# Critique My Alpine!



## Dairy_goat (Apr 11, 2015)

I don't know much about dairy goat confirmation, but I decided to buy an adorable 2 year old alpine doe. I get 1 1/4 gallons of milk a day from her. I really like her, but would like to know her strengths and weaknesses in confirmation. Thanks!


----------



## Goat_in_Himmel (Jun 24, 2013)

Picture?


----------



## TDG-Farms (Jul 12, 2013)

I cant speak much about her confirmation but her ninja like invisibility skills are EPIC!!!  Yes, picture needed


----------



## Dairy_goat (Apr 11, 2015)

Maybe the photos will show up now....


----------



## Cedar Point Kikos (Oct 16, 2013)

She's a really nice looking girl 

Pros:
-Lovely looong neck
-Feminine neck
-Long jaw
-Clean throat latch
-Deep jaw
-Clean withers
-Sharp withers
-Smooth shoulder assembly
-Straight front legs
-Slim, feminine legs
-Neck blends smoothly into withers
-Neck blends smoothly into shoulder
-Necks blends smoothly into brisket
-Long topline
-Smooth, level topline
-Uphill
-Good depth in heart girth
-Good depth in rear barrel
-Good depth in middle barrel
-Good body capacity
-Tight elbows
-Good long rump
-Looks to have nice width
-nice long barrel
-Good incurve to thigh
-Nice cannon bone length
-Good dairy character
-Nice hindquarter assembly
-Even thurls
-Good rump width


Cons:
-Front pasterns a tad long
-Lacks heel in rear hooves
-Rump is a bit steep
-Could use a bit more brisket
-Pasterns are a bit weak


Udder:

Pros:
-Nice arch
-Good medial
-Evenly divided udder
-Nice teat size
-Nice udder depth
-Nice smooth fore udder attachment

Cons:
-Teats are a bit too far apart
-Between teats needs to be a bit flatter, I think


----------



## Dairy_goat (Apr 11, 2015)

Thanks Cedar point for all that great info on her conformation!! Are any of my Alpine's conformation faults "the death" or what ever you would like to call it, in the show ring?:shrug:


----------



## Cedar Point Kikos (Oct 16, 2013)

Nope  I think she would be quite well in the show ring. Nothing is glaringly wrong with her, I think she'd do well, actually.


----------



## TDG-Farms (Jul 12, 2013)

The only thing I really dont like about her is her front leg placement. The legs should be directly under the shoulder area. Hers are quite a bit forward. Other then that, a good buy.


----------



## margaret (Aug 30, 2013)

CPK...I wanted to do it:mecry: :lol:
I like her, nice doe But I agree about the front legs..


----------



## Cedar Point Kikos (Oct 16, 2013)

margaret said:


> CPK...I wanted to do it:mecry: :lol:
> I like her, nice doe But I agree about the front legs..
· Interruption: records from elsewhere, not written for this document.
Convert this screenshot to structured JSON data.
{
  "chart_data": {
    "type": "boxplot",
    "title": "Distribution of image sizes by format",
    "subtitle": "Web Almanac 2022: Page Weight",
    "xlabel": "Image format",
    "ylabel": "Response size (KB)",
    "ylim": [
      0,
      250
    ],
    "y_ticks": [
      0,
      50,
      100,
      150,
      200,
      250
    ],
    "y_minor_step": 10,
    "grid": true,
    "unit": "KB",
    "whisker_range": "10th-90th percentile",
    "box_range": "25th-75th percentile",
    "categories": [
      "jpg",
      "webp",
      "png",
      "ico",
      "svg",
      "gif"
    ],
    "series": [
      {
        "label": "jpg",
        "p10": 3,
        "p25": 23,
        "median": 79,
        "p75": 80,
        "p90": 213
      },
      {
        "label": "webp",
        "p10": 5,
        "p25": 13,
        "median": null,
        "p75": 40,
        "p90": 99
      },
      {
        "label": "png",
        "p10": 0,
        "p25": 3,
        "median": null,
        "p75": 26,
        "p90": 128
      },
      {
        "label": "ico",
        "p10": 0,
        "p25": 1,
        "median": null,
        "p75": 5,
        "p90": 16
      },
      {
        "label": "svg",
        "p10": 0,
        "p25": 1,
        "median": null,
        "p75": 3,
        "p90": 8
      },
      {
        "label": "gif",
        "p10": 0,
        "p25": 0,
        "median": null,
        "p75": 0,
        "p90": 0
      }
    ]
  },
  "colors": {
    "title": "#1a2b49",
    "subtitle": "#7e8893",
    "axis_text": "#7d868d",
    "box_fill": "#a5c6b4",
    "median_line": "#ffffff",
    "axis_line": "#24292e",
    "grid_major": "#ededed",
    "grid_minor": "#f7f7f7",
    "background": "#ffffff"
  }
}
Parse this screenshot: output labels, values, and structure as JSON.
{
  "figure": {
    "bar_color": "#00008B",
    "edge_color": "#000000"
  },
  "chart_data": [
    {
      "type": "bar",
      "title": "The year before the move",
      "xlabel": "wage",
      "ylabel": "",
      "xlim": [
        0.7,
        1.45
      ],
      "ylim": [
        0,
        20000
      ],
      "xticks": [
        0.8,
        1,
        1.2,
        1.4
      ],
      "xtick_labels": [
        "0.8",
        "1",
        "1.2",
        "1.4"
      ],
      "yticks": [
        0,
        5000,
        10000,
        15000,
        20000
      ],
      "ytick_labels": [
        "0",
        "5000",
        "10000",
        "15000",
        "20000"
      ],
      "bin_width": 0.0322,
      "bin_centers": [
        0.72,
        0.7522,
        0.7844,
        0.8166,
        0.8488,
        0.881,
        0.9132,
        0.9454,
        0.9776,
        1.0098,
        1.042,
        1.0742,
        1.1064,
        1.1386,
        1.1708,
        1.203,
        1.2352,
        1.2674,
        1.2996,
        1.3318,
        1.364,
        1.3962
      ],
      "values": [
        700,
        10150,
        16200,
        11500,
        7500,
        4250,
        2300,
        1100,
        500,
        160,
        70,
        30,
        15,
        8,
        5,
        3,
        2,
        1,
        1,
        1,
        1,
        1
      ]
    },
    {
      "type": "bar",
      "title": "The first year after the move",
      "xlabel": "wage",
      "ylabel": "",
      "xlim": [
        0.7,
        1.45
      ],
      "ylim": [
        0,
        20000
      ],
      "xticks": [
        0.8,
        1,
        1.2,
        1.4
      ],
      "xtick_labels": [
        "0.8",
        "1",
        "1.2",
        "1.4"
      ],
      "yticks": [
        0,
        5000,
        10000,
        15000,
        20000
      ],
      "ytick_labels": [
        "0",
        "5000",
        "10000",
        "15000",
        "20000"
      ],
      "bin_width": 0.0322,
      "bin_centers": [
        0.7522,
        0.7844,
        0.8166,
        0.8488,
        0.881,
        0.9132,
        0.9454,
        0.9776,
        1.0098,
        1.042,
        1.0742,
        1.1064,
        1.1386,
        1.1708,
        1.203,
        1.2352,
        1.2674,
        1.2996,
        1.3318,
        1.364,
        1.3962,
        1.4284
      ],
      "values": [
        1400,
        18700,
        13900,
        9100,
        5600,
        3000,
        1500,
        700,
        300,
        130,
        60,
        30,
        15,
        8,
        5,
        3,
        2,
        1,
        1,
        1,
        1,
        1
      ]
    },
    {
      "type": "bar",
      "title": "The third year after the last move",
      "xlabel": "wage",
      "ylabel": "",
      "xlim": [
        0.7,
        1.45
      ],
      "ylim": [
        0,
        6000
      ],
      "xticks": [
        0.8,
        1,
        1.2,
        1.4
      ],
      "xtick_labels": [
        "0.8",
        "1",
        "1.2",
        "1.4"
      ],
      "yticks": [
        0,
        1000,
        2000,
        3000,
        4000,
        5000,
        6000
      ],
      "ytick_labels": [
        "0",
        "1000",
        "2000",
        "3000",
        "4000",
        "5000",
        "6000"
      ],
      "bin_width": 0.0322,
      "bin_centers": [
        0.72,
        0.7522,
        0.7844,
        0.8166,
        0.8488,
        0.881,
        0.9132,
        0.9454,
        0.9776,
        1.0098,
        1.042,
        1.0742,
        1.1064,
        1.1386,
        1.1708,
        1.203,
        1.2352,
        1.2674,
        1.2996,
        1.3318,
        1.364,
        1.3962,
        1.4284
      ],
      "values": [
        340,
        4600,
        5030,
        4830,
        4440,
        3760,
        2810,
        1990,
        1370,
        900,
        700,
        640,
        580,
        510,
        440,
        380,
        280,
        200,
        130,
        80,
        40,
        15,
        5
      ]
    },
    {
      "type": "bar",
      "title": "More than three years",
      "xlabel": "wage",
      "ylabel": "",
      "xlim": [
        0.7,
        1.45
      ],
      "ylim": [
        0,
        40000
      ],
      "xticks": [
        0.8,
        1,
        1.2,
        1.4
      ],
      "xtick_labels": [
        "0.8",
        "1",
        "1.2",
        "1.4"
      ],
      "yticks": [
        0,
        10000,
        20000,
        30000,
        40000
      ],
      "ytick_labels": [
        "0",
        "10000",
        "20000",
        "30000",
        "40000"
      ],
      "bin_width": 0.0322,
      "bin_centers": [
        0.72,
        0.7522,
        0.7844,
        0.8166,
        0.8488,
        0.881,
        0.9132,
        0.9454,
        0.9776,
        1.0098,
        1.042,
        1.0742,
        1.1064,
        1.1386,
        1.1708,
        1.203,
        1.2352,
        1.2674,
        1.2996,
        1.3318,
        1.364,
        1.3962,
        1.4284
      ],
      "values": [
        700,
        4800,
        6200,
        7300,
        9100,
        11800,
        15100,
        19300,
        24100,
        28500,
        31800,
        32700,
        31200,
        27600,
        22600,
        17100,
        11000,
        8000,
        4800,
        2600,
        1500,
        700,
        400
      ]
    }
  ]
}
Hehe, I beeaat you! :lol: But you can still do her.... Just don't read my post first! (I bet you have though ) But you beat me to that Nigi...:lol: I'm still going to doing her, though


----------



## Little-Bits-N-Pieces (Apr 7, 2013)

She could use more power all the way around, and yes, her front end assembly is too far forward. Her top could be stronger too, but overall, nice doe


----------



## Cedar Point Kikos (Oct 16, 2013)

Lacie, is the "shoulder assembly too far forward" the main thing I missed on her? Did I miss any other major/minor things on her?


----------



## Little-Bits-N-Pieces (Apr 7, 2013)

Pretty much the only bigger thing, I just skimmed through though.


----------



## Dairy_goat (Apr 11, 2015)

TDG farms- are you talking mostly about the third photo of her setting her up? onder:

On the third photo down, she wasn't set up correctly (it makes it look like she has a serious swayback), it was just the best photo that I had from that view, and didn't want to go back to take another photo of her. :grin: 

Thanks for the info TDG farms, CPK, and little bits n pieces it is very helpful!!!


----------



## TDG-Farms (Jul 12, 2013)

I judged it using all the photos. Its very obvious in them all. You get some other minor faults from a poor front end placement. Shallow chest, dip in the top line (both of which you can also see in the pictures) and as she grows and get some depth and weight on her, you will most likely see a weakening of her front pasterns. In really bad cases you can get odd wear on the front hooves where you will have to trim to compensate. But its a pretty common trait.

As for setting up for pictures, if you are looking to evaluate an animal, dont set them up. When setting up you are trying to hide their faults from the judge or camera. Walk her and let her come to rest with her legs in a non modified stance. Meaning kinda in a show stance but not placed in a show stance. Legs side by side. Then start your evaluation. The better an animal looks like this, the better the animal actually is. Ive had one doe over the years that won many of her showings just because I never had to touch her in the show ring and the judges always took notice and mentioned it when giving their reasons for placing an animal over the next. While others where moving legs, pinching down and pulling heads up higher, we just stood there.


----------



## nigies4ever (Sep 19, 2012)

Even though she's already been critiqued, I just wanted to say that her udder is beeeaaauutiful..so jealous :lol:


----------



## Cedar Point Kikos (Oct 16, 2013)

nigies4ever said:


> Even though she's already been critiqued...


You could still do her!


----------



## Dairy_goat (Apr 11, 2015)

TDG farms- Thanks so much for taking time to explain, I finally understand!! I will also try to practice getting my goat to set herself up for the 4-h show in 3 months. 

Nigies4ever: Thanks! She is usually pretty good on the milking stand as well!!


----------